Gong Luming 宫鲁鸣

Personal information
- Born: August 29, 1957 (age 69) Muping, Shandong, China
- Listed height: 1.72 m (5 ft 8 in)

Career information
- Playing career: 1973–1991

Career history

Coaching
- 1991–1995: China (assistant)
- 1995–1996: China
- 1999–2005: China Women
- 2014–2016: China
- 2021–2022: Shandong Hi-Speed Kirin
- 2025–present: China Women

= Gong Luming =

Chinese basketball player (born 1957)

Gong Luming (宫鲁鸣 (Gōng Lǔmíng); born 29 August 1957) is a Chinese former professional basketball player and current head coach of the China women's national basketball team.

==Career==
As a player, he was part of the China sides that competed in the 1988 Summer Olympics and the 1990 FIBA World Championship.

Following his retirement from playing, he became a coach and led the Chinese national team in the 1996 Summer Olympics, with an eighth-place finish.
He coached the national women's side at the 2004 Summer Olympics but they failed to make the last eight after being defeated by New Zealand.

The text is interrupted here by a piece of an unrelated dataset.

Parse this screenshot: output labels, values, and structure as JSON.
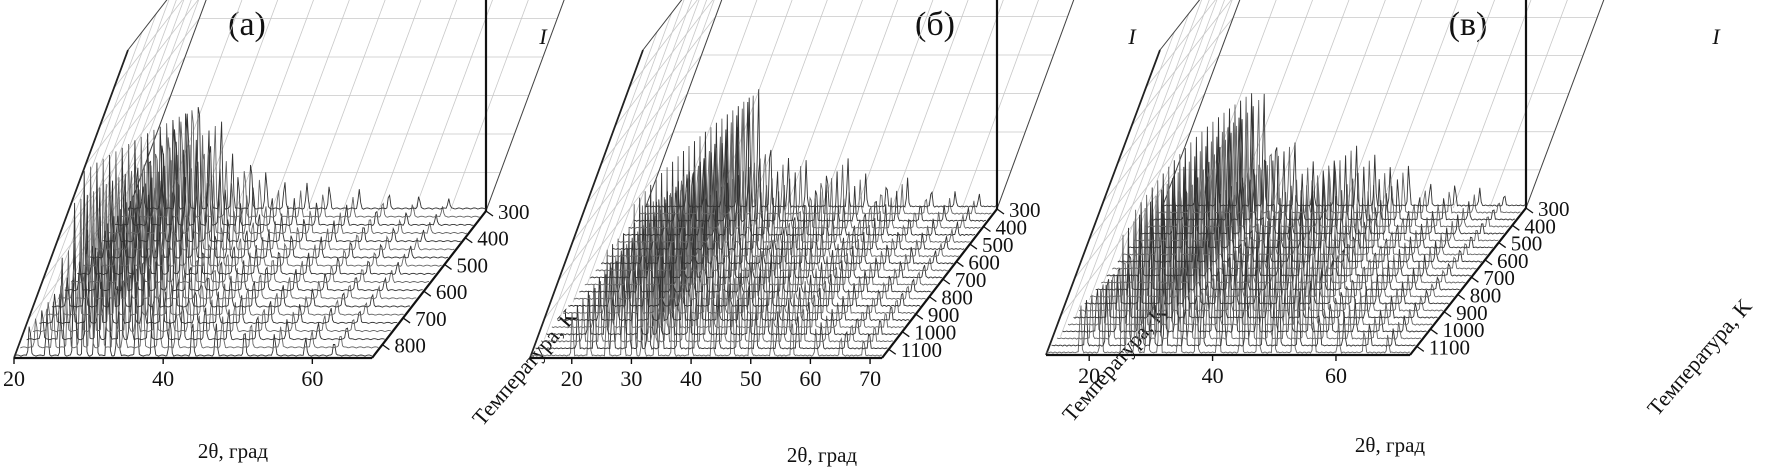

Gong then left coaching to become an official at the Chinese Basketball Association.
In 2009 he was touted as the media's favourite to replace dismissed coach Jonas Kazlauskas at the helm of the national team, however he dismissed the speculation and pulled his name from contention.

He would finally return to coach the Chinese national men's team in early 2014 with the task of rebuilding the team after a dismal 2013 FIBA Asia Championship that had cost his predecessor Panagiotis Giannakis his position after a quarterfinal exit.
After leading China to the 2015 FIBA Asia Championship title, Gong was confirmed in his position in order to lead the side in the 2016 Olympics.

Gong resigned from his post as the head coach of the Chinese national team on January 6, 2017.